Faster than conscious thought, the Force guided Giran as he flipped himself over the nearby rail. With his black cloak fluttering above him, he fell twisting and rolling, threading himself through a hailstorm of particle beams. The air seemed to roar in his ears until he landed in a crouch on the floor of the hangar, out of his adversaries' sight.
His wounds screamed for attention, but he let them be, as he had been trained to. Scorched flesh and lost blood meant nothing; the Force would sustain him. And he hated the pain—not because it hurt, but because it meant he had made a mistake, meant that some impudent enemy had dared to strike him. Him! The pain fed his hate, and the hate became power. It made him sharper, fiercer.
It took barely a thought to bring his fallen lightsaber spinning back into his grip, but even as it snapped on, the hangar entrance directly ahead opened. From a hallway that still rang with the fracas of ongoing battle, a group of lowlifes, Human and alien, bounded inside, no doubt the crew of the starship that stood a stone's throw behind Giran.
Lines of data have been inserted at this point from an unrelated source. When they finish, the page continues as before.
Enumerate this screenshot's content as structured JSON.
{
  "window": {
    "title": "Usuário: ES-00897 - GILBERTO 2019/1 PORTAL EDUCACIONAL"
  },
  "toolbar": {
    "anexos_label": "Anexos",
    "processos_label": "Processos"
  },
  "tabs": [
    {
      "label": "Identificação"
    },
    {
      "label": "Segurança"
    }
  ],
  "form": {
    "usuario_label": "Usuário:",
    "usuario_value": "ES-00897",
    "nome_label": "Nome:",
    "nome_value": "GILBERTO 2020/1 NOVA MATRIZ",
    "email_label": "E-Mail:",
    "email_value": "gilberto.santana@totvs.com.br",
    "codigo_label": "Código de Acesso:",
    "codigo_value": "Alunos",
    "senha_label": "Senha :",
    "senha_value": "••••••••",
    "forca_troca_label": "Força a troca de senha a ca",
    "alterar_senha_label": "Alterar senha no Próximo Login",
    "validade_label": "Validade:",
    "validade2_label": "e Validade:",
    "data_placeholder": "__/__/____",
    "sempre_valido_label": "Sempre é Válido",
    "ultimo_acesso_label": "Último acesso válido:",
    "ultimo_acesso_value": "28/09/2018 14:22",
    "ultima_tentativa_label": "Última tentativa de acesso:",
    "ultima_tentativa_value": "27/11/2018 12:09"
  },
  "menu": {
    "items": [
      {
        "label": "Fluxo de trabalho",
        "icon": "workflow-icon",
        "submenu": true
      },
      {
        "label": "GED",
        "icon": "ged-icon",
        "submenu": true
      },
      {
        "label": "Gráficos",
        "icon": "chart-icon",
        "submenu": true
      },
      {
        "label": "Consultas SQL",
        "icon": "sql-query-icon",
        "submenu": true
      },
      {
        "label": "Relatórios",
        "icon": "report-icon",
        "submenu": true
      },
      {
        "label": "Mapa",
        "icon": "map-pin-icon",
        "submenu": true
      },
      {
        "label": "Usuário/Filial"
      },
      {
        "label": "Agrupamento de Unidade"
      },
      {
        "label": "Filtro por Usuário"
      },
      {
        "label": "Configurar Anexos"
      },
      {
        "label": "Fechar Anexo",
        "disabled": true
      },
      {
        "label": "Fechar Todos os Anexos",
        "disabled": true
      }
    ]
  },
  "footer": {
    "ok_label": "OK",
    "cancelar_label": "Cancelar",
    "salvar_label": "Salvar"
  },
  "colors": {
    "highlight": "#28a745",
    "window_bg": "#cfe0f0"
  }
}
They all had blasters and, just like the double-crossing Gran, were trigger-happy and stupid enough to open fire on the Sith as soon as they noticed him. Giran moved and his lightsaber spun before him in dizzying arcs, deflecting a salvo of bolts before cutting a gunman into three pieces as he tried to run past. Redirected lasers struck down a second, then a third, but that still left six to go, scattering in all directions like roachrats and screaming in panic. Just seconds later, several Gran mercenaries charged into the bay after them, adding a third side to the skirmish.
A howl of rage built up inside Giran's throat, and his vision tinted a darker red than the glow of his blade. Not only had he underestimated the Republic spies and been wounded, but now he was being sidetracked into a pointless battle. Normally he could spend hours slaughtering miscreants like these and take pleasure in it, but these were only impediments to his real goal. And he did not want Bevel Zanatsu to show him up on this mission.
With a grand sweep of his arm, he unleashed a wave of Force that sent half of his adversaries twisting through the air like ragdolls. As the rest of them gaped or dove for cover, Giran leaped back up to the catwalk. Sure enough, the Republic spies were nowhere in sight, but he quickly found the door that one of them—the Jedi, he remembered in amazement—had cut open with her lightsaber.
On the other side, Giran found himself looking down on a light freighter with gray and blue markings, suspended on repulsorlifts in the middle of the bay. Seeing that the heavy bay doors were shut, he allowed himself a brief moment of self-congratulation; it had been his plan to have Telthek Nest locked down, and now it would pay off. Even in a spaceport as remote as this, the doors were surely well-armored enough to keep the freighter trapped. All Giran needed now was a moment to get aboard and finish what he'd started.
He was just summoning the Force to himself for a leap when shafts of red light spewed from no less than four dual cannons—one on each wingtip, plus turrets on the dorsal and ventral hulls—an armament which, Giran realized, was quite illegal for a ship of that size. With an ear-splitting rumble, the salvo reduced the doors to a crumbling sheet of shattered, molten metal. The fragments had not finished falling when the vessel's engines flared with a triumphant roar as it streaked free of the hangar, away from Telthek Nest, and out of Giran's grasp.